Fino a pochi giorni fa il PDL era chiaramente orientato verso le elezioni anticipate. Dopo la dichiarazione di Bossi, disponibile a sfiduciare il Governo pur di andare al voto, la posizione di Berlusconi è cambiata, richiamandosi «al dovere di governare» e «al senso della responsabilità». Il premier ha sminuito la portata dell’uscita leghista affermando sia «una delle sue solite tirate, per dare un segnale di forza al suo popolo e mobilitarlo».

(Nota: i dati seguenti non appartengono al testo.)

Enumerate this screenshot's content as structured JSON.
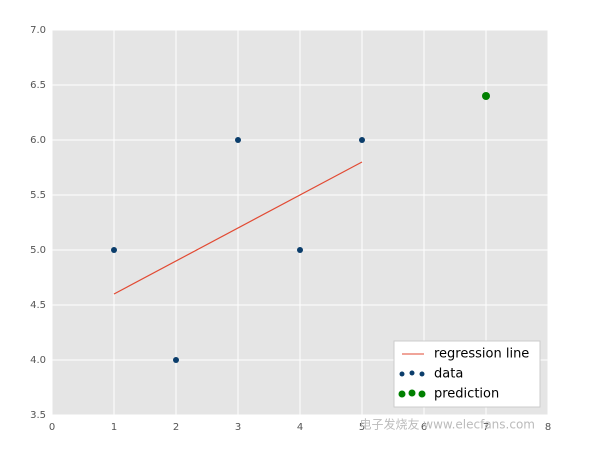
{
  "chart_data": {
    "type": "scatter",
    "series": [
      {
        "name": "regression line",
        "kind": "line",
        "color": "#e24a33",
        "x": [
          1,
          5
        ],
        "values": [
          4.6,
          5.8
        ]
      },
      {
        "name": "data",
        "kind": "scatter",
        "color": "#0b3d6b",
        "x": [
          1,
          2,
          3,
          4,
          5
        ],
        "values": [
          5,
          4,
          6,
          5,
          6
        ]
      },
      {
        "name": "prediction",
        "kind": "scatter",
        "color": "#008000",
        "x": [
          7
        ],
        "values": [
          6.4
        ]
      }
    ],
    "xlim": [
      0,
      8
    ],
    "xticks": [
      0,
      1,
      2,
      3,
      4,
      5,
      6,
      7,
      8
    ],
    "ylim": [
      3.5,
      7.0
    ],
    "yticks": [
      3.5,
      {
        "value": 4.0,
        "label": "4.0"
      },
      4.5,
      {
        "value": 5.0,
        "label": "5.0"
      },
      5.5,
      {
        "value": 6.0,
        "label": "6.0"
      },
      6.5,
      {
        "value": 7.0,
        "label": "7.0"
      }
    ],
    "grid": true,
    "legend": "lower right",
    "watermark": "电子发烧友 www.elecfans.com"
  }
}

Gli sherpa continuano febbrilmente il loro andirivieni, le lusinghe verso i deputati degli schieramenti avversi non si fermano, la mediazione per far digerire Casini a Bossi rimbalza sui quotidiani, ma tutto questo sarebbe solo la cortina fumogena.
Voci ben informate sussurrano la Lega non scherzi, non solo, ma che Berlusconi sarebbe pure d’accordo. Un patto di autoaffondamento, dove la Lega si accollerebbe l’onere di rimanere con il cerino in mano. Forte di numeri lusinghieri accreditati da tutti i sondaggisti, probabilmente non soffrirebbe molto l’essere indicata come la forza responsabile della caduta del Governo. La sua base elettorale non solo non la penalizzerebbe, ma non attende altro. Nell’area leghista è ben chiaro chi ha minato la governabilità: l’odiato Fini. A ben vedere neanche il PDL avrebbe nulla da guadagnare a continuare a tenere in piedi un Governo che dovrebbe negoziare ogni decisione con i fuoriusciti. Ma è in una situazione più delicata, obiettivamente più debole della Lega, proprio per il logoramento sfiancante di Fini. Essere, per il PDL, la forza che provocherebbe le elezioni potrebbe danneggiarlo alle urne molto più che la Lega, favorendo contemporaneamente Fini.
Riuscire a portare adesso al voto il Paese sarebbe, per l’asse Lega-PDL, un grande vantaggio. Fini dovrebbe appena mettersi in pista con un partito, il PD sembra ancora in letargo, con le primarie ancora da fare e non è dato a sapere a che punto siano gli accordi per la costituzione di una forza di centro. Sull’altro piatto della bilancia aleggia però il rischio di un governo tecnico con l’obiettivo di riformare la legge elettorale. Forse l’accordo esiste già, un asse Fini-Bersani, certamente con il soccorso di Casini e altri.
La posta in gioco è altissima e comunque Napolitano dovrà dire la sua, ma lo dovrà fare anche la personalità scelta dal Presidente della Repubblica per un eventuale mandato esplorativo, che nella crisi del governo Prodi fu Franco Marini, Presidente del Senato. Incarico oggi ricoperto da Renato Schifani, fedelissimo di Berlusconi.